* [Sequence Models](#1)
* [Recurrent Neural Network (RNN)](#2)
* [Implementing Recurrent Neural Network with Keras](#3)
    * [Loading and Preprocessing Data](#31)
    * [Create RNN Model](#32)
    * [Predictions and Visualising RNN Model](#33)
* [Long Short Term Memory (LSTMs)](#4)
* [Implementing Long Short Term Memory with Keras](#99)
    * [Loading and Visualizing Data](#41)
    * [Preprocessing Data](#42)
    * [Create LSTM Model](#43)
    * [Predictions and Visualising LSTM Model](#44)

## Sequence Models
* Sequence models plays an over time. 
* Speech recognition, natural language process (NLP), music generation
* Apples Siri and Google's voice search
* Sentiment classification (duygu sınıflandırma) Mesela "bu ders bu dunyadaki en guzel ders" yada "sacma sapan ders cekmissin hocaaa"  

## Recurrent Neural Network
* RNN’s are able to remember important things about the input they received, which enables them to be very precise in predicting what’s coming next.
* This is the reason why they are the preferred algorithm for sequential data like time series, speech, text, financial data, audio, video, weather and much more because they can form a much deeper understanding of a sequence and its context, compared to other algorithms.
* Not only feeds output but also gives feed backs into itself.
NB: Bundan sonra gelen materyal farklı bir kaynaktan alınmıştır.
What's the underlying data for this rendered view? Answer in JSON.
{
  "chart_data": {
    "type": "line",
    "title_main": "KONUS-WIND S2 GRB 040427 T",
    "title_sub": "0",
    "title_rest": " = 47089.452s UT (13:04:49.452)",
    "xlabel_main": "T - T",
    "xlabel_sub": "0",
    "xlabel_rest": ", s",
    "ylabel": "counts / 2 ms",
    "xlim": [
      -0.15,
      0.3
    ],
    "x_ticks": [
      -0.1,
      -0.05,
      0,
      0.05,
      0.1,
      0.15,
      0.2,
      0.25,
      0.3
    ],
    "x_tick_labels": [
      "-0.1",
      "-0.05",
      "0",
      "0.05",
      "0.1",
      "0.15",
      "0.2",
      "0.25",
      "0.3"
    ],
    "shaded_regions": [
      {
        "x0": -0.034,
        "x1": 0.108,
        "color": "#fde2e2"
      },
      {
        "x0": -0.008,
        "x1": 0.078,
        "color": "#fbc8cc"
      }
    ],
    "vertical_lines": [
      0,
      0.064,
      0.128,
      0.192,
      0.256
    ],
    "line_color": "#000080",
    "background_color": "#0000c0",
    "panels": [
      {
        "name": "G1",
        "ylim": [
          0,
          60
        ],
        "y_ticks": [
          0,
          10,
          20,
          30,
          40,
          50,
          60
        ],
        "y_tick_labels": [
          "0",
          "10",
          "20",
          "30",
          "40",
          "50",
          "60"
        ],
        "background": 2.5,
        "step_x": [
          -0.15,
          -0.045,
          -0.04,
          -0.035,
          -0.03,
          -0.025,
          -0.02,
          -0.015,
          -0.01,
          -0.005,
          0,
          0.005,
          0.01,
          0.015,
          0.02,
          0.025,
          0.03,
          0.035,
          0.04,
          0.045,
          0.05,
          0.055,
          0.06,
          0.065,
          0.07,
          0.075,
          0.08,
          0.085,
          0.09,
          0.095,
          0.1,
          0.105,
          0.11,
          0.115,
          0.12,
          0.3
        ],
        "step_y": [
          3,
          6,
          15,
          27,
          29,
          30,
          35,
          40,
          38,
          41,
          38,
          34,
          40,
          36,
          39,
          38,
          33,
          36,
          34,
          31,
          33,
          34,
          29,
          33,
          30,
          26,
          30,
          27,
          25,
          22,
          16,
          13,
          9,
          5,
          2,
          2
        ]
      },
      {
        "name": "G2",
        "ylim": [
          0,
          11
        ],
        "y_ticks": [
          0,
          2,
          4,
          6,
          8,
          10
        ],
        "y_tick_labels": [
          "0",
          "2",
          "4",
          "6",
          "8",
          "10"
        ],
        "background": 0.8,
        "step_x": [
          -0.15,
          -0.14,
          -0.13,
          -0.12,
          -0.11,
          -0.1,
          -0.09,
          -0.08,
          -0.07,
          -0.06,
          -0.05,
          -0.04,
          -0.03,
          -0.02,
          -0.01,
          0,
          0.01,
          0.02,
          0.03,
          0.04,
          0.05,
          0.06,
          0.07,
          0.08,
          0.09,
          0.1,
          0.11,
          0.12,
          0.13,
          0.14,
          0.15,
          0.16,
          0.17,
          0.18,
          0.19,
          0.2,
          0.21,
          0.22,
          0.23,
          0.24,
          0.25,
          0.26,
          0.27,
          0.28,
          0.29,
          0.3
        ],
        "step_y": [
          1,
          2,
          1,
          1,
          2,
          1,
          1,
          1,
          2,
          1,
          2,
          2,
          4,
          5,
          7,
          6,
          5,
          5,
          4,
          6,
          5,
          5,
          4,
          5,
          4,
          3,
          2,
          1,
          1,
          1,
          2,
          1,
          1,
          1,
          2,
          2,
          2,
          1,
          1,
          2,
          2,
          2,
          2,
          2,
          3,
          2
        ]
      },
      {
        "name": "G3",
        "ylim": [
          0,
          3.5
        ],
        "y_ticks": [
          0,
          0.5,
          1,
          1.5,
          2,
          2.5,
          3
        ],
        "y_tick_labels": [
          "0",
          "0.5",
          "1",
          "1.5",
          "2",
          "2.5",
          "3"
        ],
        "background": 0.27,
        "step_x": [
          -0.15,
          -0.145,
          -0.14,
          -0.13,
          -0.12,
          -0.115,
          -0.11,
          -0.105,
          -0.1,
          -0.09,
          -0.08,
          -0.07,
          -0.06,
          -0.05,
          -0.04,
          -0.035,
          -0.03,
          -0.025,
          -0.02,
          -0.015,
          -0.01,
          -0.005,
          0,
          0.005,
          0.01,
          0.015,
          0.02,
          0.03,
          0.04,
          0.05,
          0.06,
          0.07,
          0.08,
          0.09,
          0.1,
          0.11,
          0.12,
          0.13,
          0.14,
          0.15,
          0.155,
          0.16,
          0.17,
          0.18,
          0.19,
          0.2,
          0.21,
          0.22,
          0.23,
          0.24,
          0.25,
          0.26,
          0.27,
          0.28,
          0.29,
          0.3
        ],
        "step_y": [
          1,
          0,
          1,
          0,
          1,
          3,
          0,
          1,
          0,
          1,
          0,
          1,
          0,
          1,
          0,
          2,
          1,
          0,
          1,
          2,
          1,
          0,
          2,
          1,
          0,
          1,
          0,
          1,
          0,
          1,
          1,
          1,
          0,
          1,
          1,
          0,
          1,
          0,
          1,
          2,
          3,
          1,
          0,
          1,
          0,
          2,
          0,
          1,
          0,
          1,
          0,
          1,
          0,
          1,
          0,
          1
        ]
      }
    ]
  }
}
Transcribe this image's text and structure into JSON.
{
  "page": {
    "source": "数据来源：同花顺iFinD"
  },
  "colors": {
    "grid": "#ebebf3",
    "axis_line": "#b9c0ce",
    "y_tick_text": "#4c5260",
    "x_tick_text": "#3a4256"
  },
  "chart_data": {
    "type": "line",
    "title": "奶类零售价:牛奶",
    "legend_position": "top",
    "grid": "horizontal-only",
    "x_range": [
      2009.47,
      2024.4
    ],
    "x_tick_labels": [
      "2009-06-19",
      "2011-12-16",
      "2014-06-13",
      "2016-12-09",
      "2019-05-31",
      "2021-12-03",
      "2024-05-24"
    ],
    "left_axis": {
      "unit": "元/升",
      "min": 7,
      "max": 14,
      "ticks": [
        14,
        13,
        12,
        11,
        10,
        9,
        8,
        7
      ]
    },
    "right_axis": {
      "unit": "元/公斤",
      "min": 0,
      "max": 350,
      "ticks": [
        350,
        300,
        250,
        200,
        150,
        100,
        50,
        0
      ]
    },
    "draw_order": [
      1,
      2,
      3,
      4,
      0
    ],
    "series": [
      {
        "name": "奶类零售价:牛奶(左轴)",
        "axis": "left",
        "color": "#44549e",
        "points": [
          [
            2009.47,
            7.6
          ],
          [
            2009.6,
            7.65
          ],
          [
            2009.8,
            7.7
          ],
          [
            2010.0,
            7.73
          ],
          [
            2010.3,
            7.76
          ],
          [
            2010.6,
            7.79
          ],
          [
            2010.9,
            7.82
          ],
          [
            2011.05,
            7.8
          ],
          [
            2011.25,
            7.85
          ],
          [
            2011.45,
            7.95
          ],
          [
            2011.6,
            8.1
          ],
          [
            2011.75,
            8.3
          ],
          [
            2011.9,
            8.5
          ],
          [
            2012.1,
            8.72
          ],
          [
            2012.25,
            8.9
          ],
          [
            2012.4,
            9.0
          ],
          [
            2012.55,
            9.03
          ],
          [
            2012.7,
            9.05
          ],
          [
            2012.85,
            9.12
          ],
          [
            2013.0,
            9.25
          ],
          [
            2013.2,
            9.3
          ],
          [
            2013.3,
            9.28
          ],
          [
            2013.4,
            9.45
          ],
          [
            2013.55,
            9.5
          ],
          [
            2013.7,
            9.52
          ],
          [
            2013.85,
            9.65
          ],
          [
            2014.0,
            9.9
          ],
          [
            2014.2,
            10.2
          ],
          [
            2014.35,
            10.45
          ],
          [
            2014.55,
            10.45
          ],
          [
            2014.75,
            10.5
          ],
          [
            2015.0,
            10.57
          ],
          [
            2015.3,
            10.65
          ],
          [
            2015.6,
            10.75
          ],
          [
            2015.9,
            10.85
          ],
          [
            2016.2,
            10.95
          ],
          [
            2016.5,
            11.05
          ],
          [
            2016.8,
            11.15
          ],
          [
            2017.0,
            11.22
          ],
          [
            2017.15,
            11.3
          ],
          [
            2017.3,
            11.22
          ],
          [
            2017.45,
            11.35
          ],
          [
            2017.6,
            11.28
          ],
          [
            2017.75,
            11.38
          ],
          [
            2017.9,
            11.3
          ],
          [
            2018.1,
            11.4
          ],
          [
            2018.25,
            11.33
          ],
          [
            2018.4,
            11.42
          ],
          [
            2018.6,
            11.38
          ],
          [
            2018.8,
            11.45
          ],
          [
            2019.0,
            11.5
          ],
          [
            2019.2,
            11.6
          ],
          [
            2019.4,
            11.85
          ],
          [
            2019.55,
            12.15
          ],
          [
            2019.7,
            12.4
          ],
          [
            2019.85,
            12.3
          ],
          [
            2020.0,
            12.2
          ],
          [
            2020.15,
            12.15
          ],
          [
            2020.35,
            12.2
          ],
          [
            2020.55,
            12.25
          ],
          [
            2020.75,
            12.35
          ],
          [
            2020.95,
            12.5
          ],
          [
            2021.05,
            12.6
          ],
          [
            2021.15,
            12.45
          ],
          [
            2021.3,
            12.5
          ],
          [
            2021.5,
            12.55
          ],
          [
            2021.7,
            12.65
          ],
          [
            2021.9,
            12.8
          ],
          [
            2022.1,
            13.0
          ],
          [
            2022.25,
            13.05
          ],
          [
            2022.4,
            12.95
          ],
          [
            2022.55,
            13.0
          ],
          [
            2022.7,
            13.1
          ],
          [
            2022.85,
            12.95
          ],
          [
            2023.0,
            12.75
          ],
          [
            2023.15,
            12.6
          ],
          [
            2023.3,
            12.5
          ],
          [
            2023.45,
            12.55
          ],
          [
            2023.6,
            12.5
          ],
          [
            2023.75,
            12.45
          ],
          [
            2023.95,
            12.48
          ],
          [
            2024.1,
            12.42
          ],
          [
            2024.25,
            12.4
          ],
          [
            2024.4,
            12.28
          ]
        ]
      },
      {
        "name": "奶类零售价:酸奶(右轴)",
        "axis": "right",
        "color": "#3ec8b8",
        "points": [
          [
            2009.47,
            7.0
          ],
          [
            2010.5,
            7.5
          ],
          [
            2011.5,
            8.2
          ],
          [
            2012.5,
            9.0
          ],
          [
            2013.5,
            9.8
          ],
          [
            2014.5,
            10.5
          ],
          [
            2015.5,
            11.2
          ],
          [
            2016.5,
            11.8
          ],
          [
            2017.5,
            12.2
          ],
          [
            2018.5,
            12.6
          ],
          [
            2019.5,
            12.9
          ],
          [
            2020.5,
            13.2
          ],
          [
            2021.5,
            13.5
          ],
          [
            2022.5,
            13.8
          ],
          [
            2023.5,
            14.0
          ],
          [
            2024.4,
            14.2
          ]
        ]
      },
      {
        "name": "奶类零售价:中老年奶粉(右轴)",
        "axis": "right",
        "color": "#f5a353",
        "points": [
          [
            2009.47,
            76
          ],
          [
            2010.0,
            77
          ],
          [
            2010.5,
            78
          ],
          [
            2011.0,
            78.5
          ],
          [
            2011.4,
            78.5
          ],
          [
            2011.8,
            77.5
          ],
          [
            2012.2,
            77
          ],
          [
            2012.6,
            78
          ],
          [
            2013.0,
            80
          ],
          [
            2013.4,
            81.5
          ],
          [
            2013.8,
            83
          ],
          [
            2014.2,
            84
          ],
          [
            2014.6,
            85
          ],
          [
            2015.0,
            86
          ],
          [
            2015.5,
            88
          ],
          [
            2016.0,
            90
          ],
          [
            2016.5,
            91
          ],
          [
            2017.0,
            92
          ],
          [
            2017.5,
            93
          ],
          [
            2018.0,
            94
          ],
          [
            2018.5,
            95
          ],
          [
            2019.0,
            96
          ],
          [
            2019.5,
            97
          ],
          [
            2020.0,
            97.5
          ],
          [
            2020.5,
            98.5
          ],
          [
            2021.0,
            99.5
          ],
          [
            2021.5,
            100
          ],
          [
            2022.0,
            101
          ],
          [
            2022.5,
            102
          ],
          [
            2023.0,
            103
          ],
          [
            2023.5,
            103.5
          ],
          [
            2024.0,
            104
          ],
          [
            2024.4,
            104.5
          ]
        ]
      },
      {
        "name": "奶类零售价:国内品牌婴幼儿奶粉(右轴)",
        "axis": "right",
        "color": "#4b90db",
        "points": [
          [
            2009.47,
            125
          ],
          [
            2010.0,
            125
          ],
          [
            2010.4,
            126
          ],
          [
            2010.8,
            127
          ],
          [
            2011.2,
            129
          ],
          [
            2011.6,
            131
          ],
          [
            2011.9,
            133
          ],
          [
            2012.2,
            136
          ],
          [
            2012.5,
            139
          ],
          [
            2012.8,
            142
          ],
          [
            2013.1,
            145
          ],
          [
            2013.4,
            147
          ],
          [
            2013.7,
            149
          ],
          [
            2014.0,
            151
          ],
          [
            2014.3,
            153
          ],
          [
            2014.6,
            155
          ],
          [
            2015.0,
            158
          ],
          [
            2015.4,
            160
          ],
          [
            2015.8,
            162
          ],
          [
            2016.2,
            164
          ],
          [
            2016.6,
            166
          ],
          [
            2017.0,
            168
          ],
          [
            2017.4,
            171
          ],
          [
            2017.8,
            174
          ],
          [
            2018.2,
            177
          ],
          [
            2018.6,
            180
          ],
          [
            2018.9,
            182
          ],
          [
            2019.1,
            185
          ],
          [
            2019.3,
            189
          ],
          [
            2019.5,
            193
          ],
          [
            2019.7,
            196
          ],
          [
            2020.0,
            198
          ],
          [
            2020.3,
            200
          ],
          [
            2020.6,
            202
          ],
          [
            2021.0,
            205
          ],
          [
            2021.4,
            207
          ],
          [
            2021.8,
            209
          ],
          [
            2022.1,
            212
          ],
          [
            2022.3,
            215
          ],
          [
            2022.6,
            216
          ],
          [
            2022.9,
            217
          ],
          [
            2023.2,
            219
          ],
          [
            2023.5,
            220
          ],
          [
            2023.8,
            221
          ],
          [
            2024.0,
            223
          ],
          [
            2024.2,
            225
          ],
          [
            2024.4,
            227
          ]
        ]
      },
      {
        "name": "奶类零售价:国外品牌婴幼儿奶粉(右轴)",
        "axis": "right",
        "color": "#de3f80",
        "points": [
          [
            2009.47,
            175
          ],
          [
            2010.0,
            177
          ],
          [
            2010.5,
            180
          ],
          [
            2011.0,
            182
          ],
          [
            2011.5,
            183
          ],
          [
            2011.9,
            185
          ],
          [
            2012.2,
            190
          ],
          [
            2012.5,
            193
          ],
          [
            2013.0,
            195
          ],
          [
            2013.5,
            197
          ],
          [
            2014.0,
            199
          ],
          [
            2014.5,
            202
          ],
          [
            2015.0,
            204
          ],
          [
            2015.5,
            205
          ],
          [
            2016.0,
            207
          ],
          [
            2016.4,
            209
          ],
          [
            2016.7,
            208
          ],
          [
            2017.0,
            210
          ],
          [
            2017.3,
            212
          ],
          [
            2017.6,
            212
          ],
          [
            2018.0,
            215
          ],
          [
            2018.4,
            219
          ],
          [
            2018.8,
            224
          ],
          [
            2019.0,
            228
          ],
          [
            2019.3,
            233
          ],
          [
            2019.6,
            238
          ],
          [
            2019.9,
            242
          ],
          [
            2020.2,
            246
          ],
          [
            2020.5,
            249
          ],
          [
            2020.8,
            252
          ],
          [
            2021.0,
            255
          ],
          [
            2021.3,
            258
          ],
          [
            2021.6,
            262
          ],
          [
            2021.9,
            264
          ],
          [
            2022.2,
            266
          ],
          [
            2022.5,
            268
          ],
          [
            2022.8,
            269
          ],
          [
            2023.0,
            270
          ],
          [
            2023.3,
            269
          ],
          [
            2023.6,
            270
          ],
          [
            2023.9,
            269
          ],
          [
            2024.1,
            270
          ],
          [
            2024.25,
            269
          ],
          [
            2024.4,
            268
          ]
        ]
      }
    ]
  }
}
Because RNN has internal memory
* temporal loop = zamansal döngü. Kendini besler.
* Belleğe sahipler short term memory bir önceki node da olanları hatırlarlar. Eskiyi hatırlar.
* Mesela geçmişi hatırlamak neden önemli biz yaptıklarımızdan bir şeyler öğreniriz ve yeni öğrenilen şeyleri de eski öğrendiklerimizi üzerine kurarız. RNN'i de aynı mantıkta düşünebilirsiniz. Film örneğinde olduğu gibi.
* Örnek RNN yapılarına bakalım
* One to Many
    * Input bir resim output o resimde yapılan cümle yani "Adam surf yapıyor"
* Many to One
    * Input bir cümle output bir duygu mesela iyimser neşeli gibi.
* Many to Many
    * Mesela google translate kullanarak İngilizceden bir cümleyi Türkçe'ye translate etmek
* RNN short term memory'e sahip ama LSTM long term memory'e de sahip olabiliyor.
* RNN'i ANN yada CNN'den ayıran daha önce de belirttiğimiz gibi *memory*. Mesela "DATAI" diye bir stringimiz var ve biz 4. harfe geldik yani "A" harfine. ANN' e sorduğumuz zaman 4. harfi A olan bir kelimenin 5. harfi ne olabilir diye. ANN bilemez çünkü memory olmadığı için geçmiş harfleri yani "DAT" harflerini bilip "A" ile birleştirip daha sonra 5. harf "I" olabilir diyemez. Ama RNN tam olarak bunu söyleyebilir.
* Exploiding Gradients: Gradient'in çok büyük olması durumu. Gereksiz yere belli weightlere önem kazandırır.
* Vanishing Gradients: Gradient'in çok küçük olması durumu. Yavaş öğrenir.
* Gradient neydi arkadaşlar costa göre weightlerde ki değişim.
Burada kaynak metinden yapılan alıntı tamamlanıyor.